The Bachelor Jesus

by Jenny Klouse, Visiting Student

Spiderman has been wary about entering into a romantic relationship.  If Peter Parker declares his love for Mary Jane, will she be in danger from Spiderman’s enemies?  Would being in a relationship distract him from protecting New York City from bad guys?  Some scholars propose similarly for why Jesus didn’t marry.  He knew the life he was to lead receiving ridicule from those around him and the death he was to have, so it was best not to put his bride in harm’s way.  He knew he was sent to earth to usher in the kingdom of God, so it was best to be focused on his mission.  I wonder, though, if there was something deeper and more profound to Jesus’ decision not to marry besides the romantic martyrdom of a superhero.  Could Jesus’ decision not to marry have more to do with the application of the kingdom rather than with protection of the kingdom?

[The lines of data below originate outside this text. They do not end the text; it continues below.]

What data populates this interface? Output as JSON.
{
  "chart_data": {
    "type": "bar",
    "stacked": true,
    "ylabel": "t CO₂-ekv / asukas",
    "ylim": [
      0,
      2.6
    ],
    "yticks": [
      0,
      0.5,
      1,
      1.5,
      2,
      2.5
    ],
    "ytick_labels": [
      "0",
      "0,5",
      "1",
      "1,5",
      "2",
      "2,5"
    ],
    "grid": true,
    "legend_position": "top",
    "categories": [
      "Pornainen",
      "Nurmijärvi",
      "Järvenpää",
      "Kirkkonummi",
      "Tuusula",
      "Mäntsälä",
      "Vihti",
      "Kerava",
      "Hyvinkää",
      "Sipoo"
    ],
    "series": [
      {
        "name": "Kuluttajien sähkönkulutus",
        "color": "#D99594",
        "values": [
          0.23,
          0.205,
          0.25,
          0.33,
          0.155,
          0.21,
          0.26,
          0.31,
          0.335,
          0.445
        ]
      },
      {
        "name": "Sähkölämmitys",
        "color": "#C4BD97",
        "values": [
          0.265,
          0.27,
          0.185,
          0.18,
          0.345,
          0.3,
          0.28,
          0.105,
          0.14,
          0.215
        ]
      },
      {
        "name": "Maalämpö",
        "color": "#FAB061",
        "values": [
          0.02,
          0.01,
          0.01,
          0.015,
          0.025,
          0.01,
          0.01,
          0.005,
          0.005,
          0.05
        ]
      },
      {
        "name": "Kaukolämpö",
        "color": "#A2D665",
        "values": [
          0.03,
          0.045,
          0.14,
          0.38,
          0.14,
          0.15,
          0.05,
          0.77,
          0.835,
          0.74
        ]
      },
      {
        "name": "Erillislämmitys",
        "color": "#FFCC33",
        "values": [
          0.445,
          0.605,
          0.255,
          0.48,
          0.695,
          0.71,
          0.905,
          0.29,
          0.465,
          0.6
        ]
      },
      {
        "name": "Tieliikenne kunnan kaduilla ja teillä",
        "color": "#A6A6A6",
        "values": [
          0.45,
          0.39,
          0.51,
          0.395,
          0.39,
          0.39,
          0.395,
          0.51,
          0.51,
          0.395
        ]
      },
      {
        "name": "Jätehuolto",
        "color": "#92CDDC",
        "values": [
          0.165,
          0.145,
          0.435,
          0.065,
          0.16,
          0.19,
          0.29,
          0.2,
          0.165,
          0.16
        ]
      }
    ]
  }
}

In a culture where a woman’s worth was in the home – married and producing children, Jesus was radical to honor women for engagement outside the home.  Jesus received financial support from women (Luke 8:2-3), affirmed the learning posture of Mary even though she was in a typically male disciple position of sitting at the rabbi’s feet (Luke 10:42), and appointed Mary Magdalene to be the first witness of his resurrection (John 20:18).  I wonder if Jesus did not marry in order to show that a woman’s worth was not dependent on having a husband, that quite possibly there was more to a woman than providing pleasure and producing heirs for a man.

In Luke 11:27-28, as Jesus was teaching, a woman exclaimed, “Blessed is the mother who gave you birth and nursed you.”  To which Jesus replied, “Blessed rather are those who hear the word of God and obey it.”  Instead of affirming the culture’s role of women, Jesus changed the recipient of the blessing – to all who hear and obey the word of God.  Women and men would be blessed through the same standard: being involved in the mission of the kingdom.  Single, widowed, childless: these role-less women in culture would not be left out of a role in His kingdom.  If Jesus had married, he would have followed cultural tradition, possibly displaying that a woman only had worth through a man – a twisting of God’s value for mutual submission in marriage.  Jesus had to be single for the full effect of the kingdom’s values to be experienced by women and men.  In defying tradition, Jesus showed a new way of interacting with women – as partners in the kingdom.  Men and women could work alongside each other in mutual partnership.  This is a new paradigm for community and family that honors the unique contributions of men and women to the kingdom.

By not marrying, Jesus actually flipped the superhero image on its head.  He declared his love for his bride and invited her into the dangerous mission of the kingdom with him.